Mom

Brought me up on fear. She was type A to the core- nothing was ever enough. Because she viewed her children as achievements, the burdens of her type A were pushed onto me. Before I achieved something I was on to the next achievement. My identity depended on this, any spaces in between achievements and I fell into depression, I fell into a space where I did not exist, because my sense of identity was tied to achievements. But these achievements were barely allowing us to scrape by. It was like a drug addiction. The next achievement had to be more than the former to even be registered the same way. 

"I'll be happy when I do this. When I get that" was always at the back of my mind, yet never rang true. There was a sense of emptiness, always. I didn't realize that emptiness was because I was seeking me. The real me. My spirit.

We don't see Type A as fear based since it's exalted especially in cities such as NYC, but that's all it is. We aren't getting enough right now, we're lacking pedigree, achievements, money, whatever. It's fear that we aren't enough right now. It's fear of the present moment. It's an intensity that will lead to our destruction. The human body can only handle so much, especially of fear.

What we miss is that this type of lack induced behavior creates more LACK and EMPTINESS. It comes full circle, always. What we resist persists. And when you burn all of your own energy so readily, exhausting yourself to fulfill the type A pattern, you reach for all the supply you can find and most often that's of your children who unconsciously give because they love you.

Becoming an energetic vampire is not what someone wants to be consciously. And what I've realized is that I can LOVE someone so much as a person, yet on an energetic level be so drained by them. Sometimes people take this personally, but it's not personal. It's energetic.
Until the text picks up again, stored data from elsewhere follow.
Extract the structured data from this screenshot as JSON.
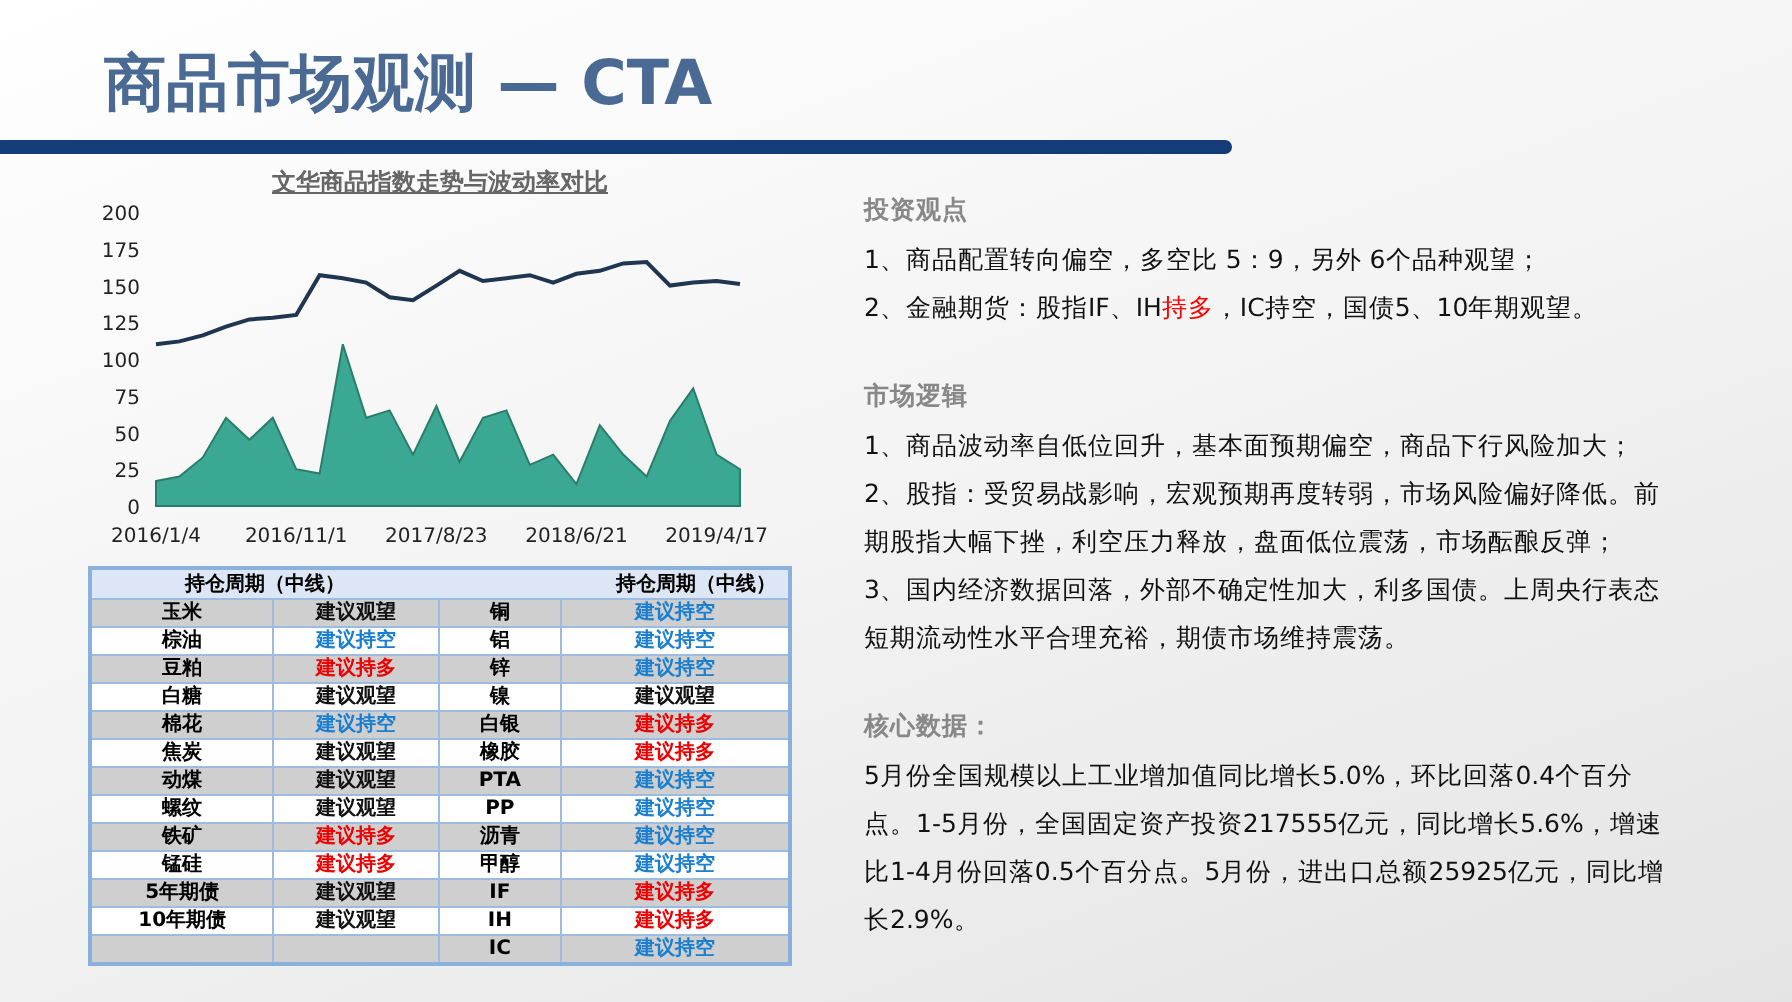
{
  "title": "商品市场观测 — CTA",
  "chart": {
    "title": "文华商品指数走势与波动率对比",
    "layers": [
      {
        "chart_data": {
          "type": "line",
          "categories": [
            "2016/1/4",
            null,
            null,
            null,
            null,
            null,
            "2016/11/1",
            null,
            null,
            null,
            null,
            null,
            "2017/8/23",
            null,
            null,
            null,
            null,
            null,
            "2018/6/21",
            null,
            null,
            null,
            null,
            null,
            "2019/4/17",
            null
          ],
          "ylim": [
            0,
            200
          ],
          "yticks": [
            0,
            25,
            50,
            75,
            100,
            125,
            150,
            175,
            200
          ],
          "series": [
            {
              "color": "#1f3550",
              "values": [
                110,
                112,
                116,
                122,
                127,
                128,
                130,
                157,
                155,
                152,
                142,
                140,
                150,
                160,
                153,
                155,
                157,
                152,
                158,
                160,
                165,
                166,
                150,
                152,
                153,
                151
              ]
            }
          ]
        }
      },
      {
        "chart_data": {
          "type": "area",
          "ylim": [
            0,
            200
          ],
          "series": [
            {
              "color": "#3aa892",
              "values": [
                17,
                20,
                33,
                60,
                45,
                60,
                25,
                22,
                110,
                60,
                65,
                35,
                68,
                30,
                60,
                65,
                28,
                35,
                15,
                55,
                35,
                20,
                58,
                80,
                35,
                25
              ]
            }
          ]
        }
      }
    ]
  },
  "table": {
    "headers": [
      "持仓周期（中线）",
      "持仓周期（中线）"
    ],
    "rows": [
      {
        "left": {
          "name": "玉米",
          "advice": "建议观望",
          "color": "#111111"
        },
        "right": {
          "name": "铜",
          "advice": "建议持空",
          "color": "#1a7fd0"
        }
      },
      {
        "left": {
          "name": "棕油",
          "advice": "建议持空",
          "color": "#1a7fd0"
        },
        "right": {
          "name": "铝",
          "advice": "建议持空",
          "color": "#1a7fd0"
        }
      },
      {
        "left": {
          "name": "豆粕",
          "advice": "建议持多",
          "color": "#f00000"
        },
        "right": {
          "name": "锌",
          "advice": "建议持空",
          "color": "#1a7fd0"
        }
      },
      {
        "left": {
          "name": "白糖",
          "advice": "建议观望",
          "color": "#111111"
        },
        "right": {
          "name": "镍",
          "advice": "建议观望",
          "color": "#111111"
        }
      },
      {
        "left": {
          "name": "棉花",
          "advice": "建议持空",
          "color": "#1a7fd0"
        },
        "right": {
          "name": "白银",
          "advice": "建议持多",
          "color": "#f00000"
        }
      },
      {
        "left": {
          "name": "焦炭",
          "advice": "建议观望",
          "color": "#111111"
        },
        "right": {
          "name": "橡胶",
          "advice": "建议持多",
          "color": "#f00000"
        }
      },
      {
        "left": {
          "name": "动煤",
          "advice": "建议观望",
          "color": "#111111"
        },
        "right": {
          "name": "PTA",
          "advice": "建议持空",
          "color": "#1a7fd0"
        }
      },
      {
        "left": {
          "name": "螺纹",
          "advice": "建议观望",
          "color": "#111111"
        },
        "right": {
          "name": "PP",
          "advice": "建议持空",
          "color": "#1a7fd0"
        }
      },
      {
        "left": {
          "name": "铁矿",
          "advice": "建议持多",
          "color": "#f00000"
        },
        "right": {
          "name": "沥青",
          "advice": "建议持空",
          "color": "#1a7fd0"
        }
      },
      {
        "left": {
          "name": "锰硅",
          "advice": "建议持多",
          "color": "#f00000"
        },
        "right": {
          "name": "甲醇",
          "advice": "建议持空",
          "color": "#1a7fd0"
        }
      },
      {
        "left": {
          "name": "5年期债",
          "advice": "建议观望",
          "color": "#111111"
        },
        "right": {
          "name": "IF",
          "advice": "建议持多",
          "color": "#f00000"
        }
      },
      {
        "left": {
          "name": "10年期债",
          "advice": "建议观望",
          "color": "#111111"
        },
        "right": {
          "name": "IH",
          "advice": "建议持多",
          "color": "#f00000"
        }
      },
      {
        "right": {
          "name": "IC",
          "advice": "建议持空",
          "color": "#1a7fd0"
        }
      }
    ]
  },
  "sections": [
    {
      "heading": "投资观点",
      "paragraphs": [
        [
          {
            "text": "1、商品配置转向偏空，多空比 5：9，另外 6个品种观望；"
          }
        ],
        [
          {
            "text": "2、金融期货：股指IF、IH"
          },
          {
            "text": "持多",
            "highlight": true
          },
          {
            "text": "，IC持空，国债5、10年期观望。"
          }
        ]
      ]
    },
    {
      "heading": "市场逻辑",
      "paragraphs": [
        [
          {
            "text": "1、商品波动率自低位回升，基本面预期偏空，商品下行风险加大；"
          }
        ],
        [
          {
            "text": "2、股指：受贸易战影响，宏观预期再度转弱，市场风险偏好降低。前期股指大幅下挫，利空压力释放，盘面低位震荡，市场酝酿反弹；"
          }
        ],
        [
          {
            "text": "3、国内经济数据回落，外部不确定性加大，利多国债。上周央行表态短期流动性水平合理充裕，期债市场维持震荡。"
          }
        ]
      ]
    },
    {
      "heading": "核心数据：",
      "paragraphs": [
        [
          {
            "text": "5月份全国规模以上工业增加值同比增长5.0%，环比回落0.4个百分点。1-5月份，全国固定资产投资217555亿元，同比增长5.6%，增速比1-4月份回落0.5个百分点。5月份，进出口总额25925亿元，同比增长2.9%。"
          }
        ]
      ]
    }
  ]
}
Someone so selfless can be energetically selfish. Someone so "pure" on a material plane can actually be spiritually ABSENT and TOXIC. Be aware of what your energy dictates, what types of relationships it sets up, and what type of treatment it attracts. It's not always the other person- they might just be responding to you "appropriately". For instance, someone with self-esteem issues may attract people who treat them badly and reinforce the issues. Or, they could elicit bad treatment from otherwise good people, because they energy informs the other person to treat them this way, because it's the only form of treatment that matches what they view as true.

Recognize the duality at play, the paradoxes. Recognize the different dimensions of interactions we have. Sometimes, most times, it's not even about the words. It's the spaces in between and what's emitted in those spaces.

Every interaction is an energetic transaction. And you can be on the losing end because energy equalizes. The person with the highest vibration will have to sacrifice his/her energy to the person with lower vibration until it equalizes and if the person of a high vibration has broken energetic boundaries (Which we all do, it's a necessary part of survival) then they also are taking in the denser energies (pain, trauma) into their body to assist the equalization process.

The sooner we understand what the most brilliant minds did, that we are ALL energy and we CREATE our own realities, the sooner we can all be liberated and interact with each other in more meaningful ways. And therein lies the REAL cure for our suffering and disease.